Время шло, а ни одна уважаемая семья не сватала Сяосяо; раз решено было услать ее с глаз долой, кто-то должен был согласиться ее принять, а до того момента она продолжила жить в доме своего мужа. Случай перестал казаться вопиющим и больше никого особо не волновал. Решение было принято, оставалось лишь ждать, поэтому все домочадцы постепенно успокоились. На первых порах мужу не разрешали проводить время с Сяосяо, но постепенно все стало, как прежде, и они вновь смеялись и играли, как брат с сестрой.

Муж знал о том, что Сяосяо ждет ребенка, знал также и о том, что из-за этого ее должны выдать замуж, и она уедет в далекие края. Но мужу совсем не хотелось, чтобы Сяосяо уезжала, да и самой Сяосяо не хотелось уезжать; все были совершенно сбиты с толку, и им приходилось поступать так лишь потому, что это предписывали правила. Когда задавались вопросом, кто же устанавливает правила, кто хранит обычай — старейшина рода? его жена? — никто не мог толком ответить.

В ожидании покупателя для Сяосяо прошел одиннадцатый месяц; никто не приходил, так что решили, пусть уж Сяосяо останется в семье на Новый год.

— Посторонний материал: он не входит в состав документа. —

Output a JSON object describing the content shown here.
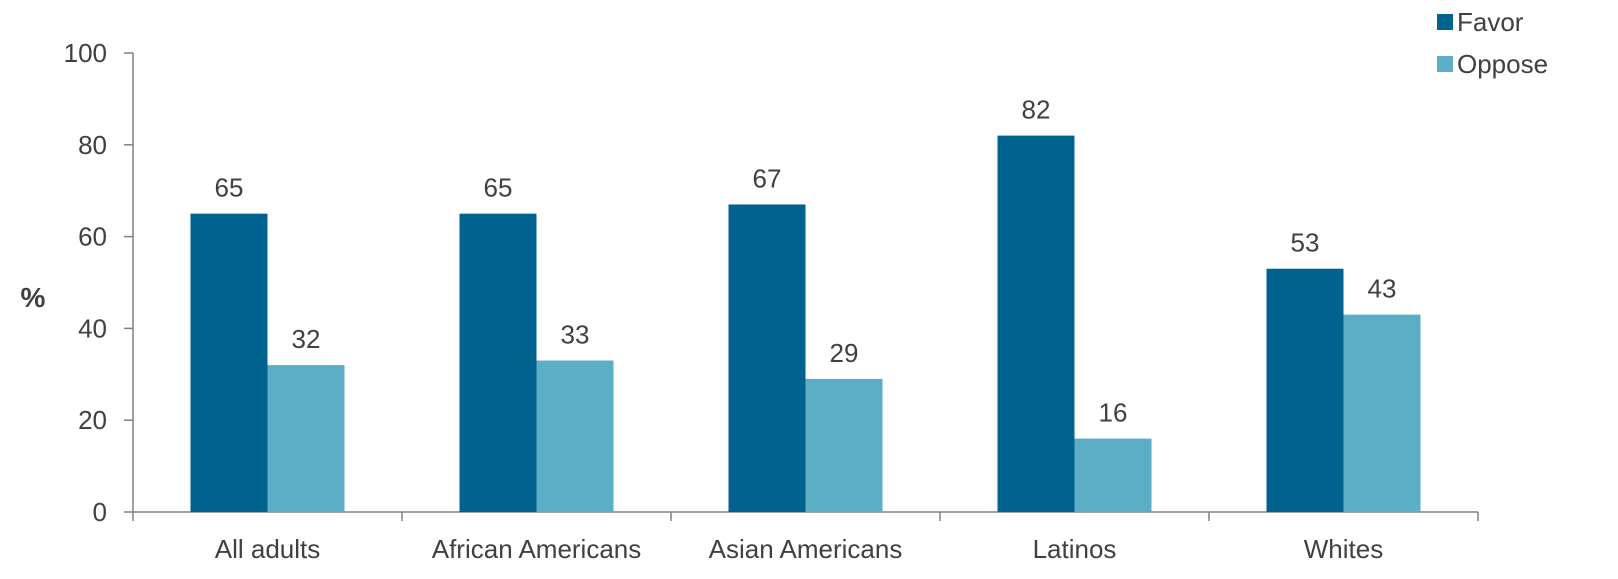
{
  "chart_data": {
    "type": "bar",
    "categories": [
      "All adults",
      "African Americans",
      "Asian Americans",
      "Latinos",
      "Whites"
    ],
    "series": [
      {
        "name": "Favor",
        "values": [
          65,
          65,
          67,
          82,
          53
        ],
        "color": "#00628f"
      },
      {
        "name": "Oppose",
        "values": [
          32,
          33,
          29,
          16,
          43
        ],
        "color": "#5aaec6"
      }
    ],
    "ylabel": "%",
    "ylim": [
      0,
      100
    ],
    "yticks": [
      0,
      20,
      40,
      60,
      80,
      100
    ],
    "grid": false,
    "legend_position": "top-right",
    "colors": {
      "axis": "#808080",
      "text": "#404040"
    }
  }
}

В середине второго лунного месяца следующего года Сяосяо родила круглоголового, большеглазого и громкоголосого мальчика. Все участвовали в заботах о матери и младенце; молодую мать потчевали цыплятами на пару и кашей из перебродившего клейкого риса — для укрепления здоровья. На милость богов сжигались ритуальные бумажные деньги. Всем членам семьи младенец пришелся по душе.

Поскольку родился мальчик, отпала необходимость для Сяосяо выходить замуж и уходить в чужую семью.

К тому времени, когда Сяосяо официально совершила поклоны новобрачной свекру и свекрови и начала жить супружеской жизнью, ее сыну было уже десять лет. Он выполнял половину взрослой нормы работы, смотрел за коровами, косил траву, став одним из добытчиков в семье. Мужа Сяосяо он называл дядей, и тот был не против.

Сыну Сяосяо дали имя Нюэр, Бычок. В двенадцать лет его женили, и жена была старше его на шесть лет — ведь только взрослая жена могла стать помощницей во всех делах, приносить пользу семье. Когда перед домом раздались звуки соны, сидевшая в свадебном паланкине новобрачная своим ревом просто свела с ума деда и прадеда.